Penyanyi Vidi Aldiano telah berjuang melawan kanker ginjal sejak tahun 2019. Perjuangannya ini telah melibatkan berbagai pengobatan, dari operasi pengangkatan ginjal hingga kemoterapi, dan kini menjelajahi pengobatan alternatif. Kisah perjuangannya menjadi gambaran nyata bagaimana seorang individu menghadapi penyakit serius dengan berbagai strategi pengobatan dan tantangan emosional yang menyertainya.
Vidi telah terbuka mengenai perjalanan kesehatannya, memberikan wawasan berharga bagi mereka yang menghadapi situasi serupa. Perjuangannya bukan hanya tentang pengobatan medis, tetapi juga tentang ketahanan mental dan spiritual dalam menghadapi penyakit yang mengancam jiwa.
Perjalanan Panjang Menghadapi Kanker Ginjal
Pada September 2023, Vidi menerima kabar bahwa kanker ginjalnya telah bermetastasis. Ini merupakan tantangan baru yang berat dalam perjalanannya melawan penyakit ini.
Ia rutin menjalani ‘spa day’ sebagai bagian dari pengobatannya. Hasil PET scan, meski belum sepenuhnya memuaskan, tetap memberikan secercah harapan untuk terus berjuang.
Vidi mengungkapkan rasa kecewa dan stres yang dirasakannya saat hasil PET scan belum sesuai harapan. Hal ini menekankan pentingnya dukungan emosional dalam menghadapi penyakit serius.
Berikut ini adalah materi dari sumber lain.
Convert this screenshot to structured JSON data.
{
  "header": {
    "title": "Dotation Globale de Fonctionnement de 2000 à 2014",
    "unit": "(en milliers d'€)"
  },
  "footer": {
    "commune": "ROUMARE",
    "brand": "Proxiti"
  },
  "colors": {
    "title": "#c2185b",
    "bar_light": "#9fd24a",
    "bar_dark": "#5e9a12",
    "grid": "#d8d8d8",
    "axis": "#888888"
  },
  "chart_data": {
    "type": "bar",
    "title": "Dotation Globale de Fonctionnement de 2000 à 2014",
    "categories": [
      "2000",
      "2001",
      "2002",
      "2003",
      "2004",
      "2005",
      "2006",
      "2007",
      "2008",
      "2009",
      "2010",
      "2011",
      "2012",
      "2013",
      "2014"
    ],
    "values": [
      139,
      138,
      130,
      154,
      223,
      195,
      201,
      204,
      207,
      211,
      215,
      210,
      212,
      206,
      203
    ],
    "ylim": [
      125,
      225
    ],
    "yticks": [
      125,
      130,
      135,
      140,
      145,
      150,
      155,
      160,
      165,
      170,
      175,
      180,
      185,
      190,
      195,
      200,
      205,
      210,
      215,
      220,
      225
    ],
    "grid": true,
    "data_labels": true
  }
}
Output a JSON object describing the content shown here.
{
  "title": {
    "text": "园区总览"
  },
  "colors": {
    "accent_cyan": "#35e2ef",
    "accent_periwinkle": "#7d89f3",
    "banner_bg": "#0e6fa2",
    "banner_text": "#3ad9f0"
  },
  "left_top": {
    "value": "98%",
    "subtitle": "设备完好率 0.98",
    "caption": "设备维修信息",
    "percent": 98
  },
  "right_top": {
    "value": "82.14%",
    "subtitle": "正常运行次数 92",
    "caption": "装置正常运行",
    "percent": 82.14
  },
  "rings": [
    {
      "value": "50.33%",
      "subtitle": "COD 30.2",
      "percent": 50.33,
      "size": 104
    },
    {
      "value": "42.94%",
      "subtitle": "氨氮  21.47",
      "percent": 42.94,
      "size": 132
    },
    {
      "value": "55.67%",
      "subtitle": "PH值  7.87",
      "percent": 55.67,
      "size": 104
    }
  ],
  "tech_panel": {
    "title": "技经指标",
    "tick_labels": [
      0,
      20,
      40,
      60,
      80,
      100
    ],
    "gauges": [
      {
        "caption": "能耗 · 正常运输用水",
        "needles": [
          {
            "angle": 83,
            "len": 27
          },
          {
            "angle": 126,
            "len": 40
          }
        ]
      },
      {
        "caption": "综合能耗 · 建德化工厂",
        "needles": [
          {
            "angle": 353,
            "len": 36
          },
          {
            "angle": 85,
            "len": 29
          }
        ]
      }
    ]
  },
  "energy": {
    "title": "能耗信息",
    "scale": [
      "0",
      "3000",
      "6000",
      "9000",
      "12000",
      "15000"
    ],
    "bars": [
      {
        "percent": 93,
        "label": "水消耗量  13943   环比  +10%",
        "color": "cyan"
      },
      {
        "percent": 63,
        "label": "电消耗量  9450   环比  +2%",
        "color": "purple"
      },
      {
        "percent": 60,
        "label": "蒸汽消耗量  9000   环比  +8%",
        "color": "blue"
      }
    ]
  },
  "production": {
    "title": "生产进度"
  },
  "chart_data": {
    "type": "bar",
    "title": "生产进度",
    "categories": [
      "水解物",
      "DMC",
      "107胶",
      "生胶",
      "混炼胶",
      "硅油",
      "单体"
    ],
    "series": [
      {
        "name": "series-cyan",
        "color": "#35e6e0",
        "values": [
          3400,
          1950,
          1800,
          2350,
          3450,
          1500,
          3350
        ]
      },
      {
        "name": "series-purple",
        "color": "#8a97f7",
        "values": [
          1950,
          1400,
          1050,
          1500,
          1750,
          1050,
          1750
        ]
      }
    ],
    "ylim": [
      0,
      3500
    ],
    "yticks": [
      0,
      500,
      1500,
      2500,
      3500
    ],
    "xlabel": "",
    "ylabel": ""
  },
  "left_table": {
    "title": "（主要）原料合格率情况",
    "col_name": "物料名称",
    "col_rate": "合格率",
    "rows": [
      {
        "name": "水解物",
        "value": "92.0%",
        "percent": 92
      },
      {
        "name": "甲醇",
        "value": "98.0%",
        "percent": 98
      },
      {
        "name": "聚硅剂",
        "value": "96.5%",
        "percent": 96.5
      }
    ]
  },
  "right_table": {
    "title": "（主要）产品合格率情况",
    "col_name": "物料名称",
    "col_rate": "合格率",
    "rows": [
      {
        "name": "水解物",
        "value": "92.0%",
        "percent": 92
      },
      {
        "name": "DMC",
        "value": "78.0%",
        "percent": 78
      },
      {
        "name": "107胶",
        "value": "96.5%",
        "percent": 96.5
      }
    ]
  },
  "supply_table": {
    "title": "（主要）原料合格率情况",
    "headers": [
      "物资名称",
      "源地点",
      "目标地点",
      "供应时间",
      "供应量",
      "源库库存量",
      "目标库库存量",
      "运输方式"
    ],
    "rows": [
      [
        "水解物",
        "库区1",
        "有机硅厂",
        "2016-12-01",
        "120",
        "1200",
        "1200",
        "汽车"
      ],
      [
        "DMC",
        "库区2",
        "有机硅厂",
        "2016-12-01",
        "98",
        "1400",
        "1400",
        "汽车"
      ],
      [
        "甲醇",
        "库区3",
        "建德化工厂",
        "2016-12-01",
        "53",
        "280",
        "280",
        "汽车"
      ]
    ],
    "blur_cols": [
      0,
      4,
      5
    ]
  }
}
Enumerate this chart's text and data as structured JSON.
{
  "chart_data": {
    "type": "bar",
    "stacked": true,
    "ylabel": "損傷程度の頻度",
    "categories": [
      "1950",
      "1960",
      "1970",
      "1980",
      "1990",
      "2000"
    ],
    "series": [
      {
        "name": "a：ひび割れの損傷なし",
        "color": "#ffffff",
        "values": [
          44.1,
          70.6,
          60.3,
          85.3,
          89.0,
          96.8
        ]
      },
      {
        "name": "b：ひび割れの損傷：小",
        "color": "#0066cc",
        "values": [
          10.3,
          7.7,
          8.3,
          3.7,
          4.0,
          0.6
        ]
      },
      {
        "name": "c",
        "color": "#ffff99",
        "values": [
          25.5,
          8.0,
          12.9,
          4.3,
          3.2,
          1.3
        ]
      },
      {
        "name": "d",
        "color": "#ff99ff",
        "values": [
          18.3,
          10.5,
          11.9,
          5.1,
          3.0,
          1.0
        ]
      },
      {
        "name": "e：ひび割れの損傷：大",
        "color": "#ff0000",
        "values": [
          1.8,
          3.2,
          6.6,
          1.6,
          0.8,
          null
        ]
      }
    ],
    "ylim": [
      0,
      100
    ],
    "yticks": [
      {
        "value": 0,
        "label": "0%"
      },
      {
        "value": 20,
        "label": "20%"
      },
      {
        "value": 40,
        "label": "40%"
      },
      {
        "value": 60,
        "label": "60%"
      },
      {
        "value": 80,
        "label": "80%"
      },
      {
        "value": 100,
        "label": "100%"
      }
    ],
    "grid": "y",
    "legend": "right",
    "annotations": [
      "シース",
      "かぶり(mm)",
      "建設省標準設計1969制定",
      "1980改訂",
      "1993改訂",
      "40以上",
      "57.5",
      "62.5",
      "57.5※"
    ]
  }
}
Tantangan Kemoterapi dan Pengobatan Alternatif
Vidi rutin menjalani kemoterapi. Meskipun kondisinya membaik, ia tetap mengalami efek samping yang signifikan.
Efek samping kemoterapi mengakibatkan menggigil, nyeri badan, dan rasa sakit saat tersentuh. Efek samping tersebut bahkan berlanjut hingga keesokan harinya, termasuk takikardia.
Setelah menjalani kemoterapi, Vidi memilih menjalani perawatan di Tanya Samui, Thailand. Perawatan ini berfokus pada detox tubuh secara holistik.
Selama detox di Tanya Samui, Vidi tidak mengonsumsi makanan padat selama beberapa waktu. Menariknya, ia mengaku tidak merasa lemas atau lapar selama proses tersebut.
Tanya Samui menawarkan pendekatan holistik dengan fokus pada pembersihan organ dalam tubuh. Perawatan ini menggunakan herbal dan suplemen alami yang diklaim untuk membantu membersihkan tubuh.
Perencanaan Masa Depan dan Pergantian Obat
Setelah lima tahun berjuang, Vidi mempertimbangkan untuk menghentikan kemoterapi. Efek samping yang semakin parah menjadi pertimbangan utama.
Keputusan untuk menghentikan kemoterapi merupakan pertimbangan yang kompleks, diiringi berbagai kekhawatiran dan skenario yang terlintas di pikirannya. Tekanan mental juga menjadi faktor penting yang perlu diwaspadai.
Kondisi Vidi sempat membaik pada Desember 2024, namun kembali menurun setelah Idul Fitri 2025. Hal ini disebabkan karena obat yang selama ini dikonsumsi sudah tidak efektif lagi.
Pencarian obat baru membawa Vidi bolak-balik ke Penang, Malaysia. Obat yang akhirnya ditemukan adalah obat yang pernah digunakan di awal diagnosis, tetapi tidak tersedia di Indonesia.
Obat baru tersebut memiliki efek samping yang lebih keras. Meskipun begitu, Vidi tetap optimis dan fokus untuk menjaga kesehatan fisik dan mentalnya.
Perjuangan Vidi Aldiano menunjukkan betapa kompleksnya perjalanan melawan kanker. Kombinasi pengobatan medis dan alternatif, serta manajemen emosi yang baik, menjadi kunci penting dalam menghadapi tantangan ini. Kisah ini memberikan inspirasi dan harapan bagi individu lain yang sedang berjuang melawan penyakit serupa. Dukungan keluarga, teman, dan tim medis sangat vital dalam menghadapi perjuangan panjang dan penuh tantangan ini.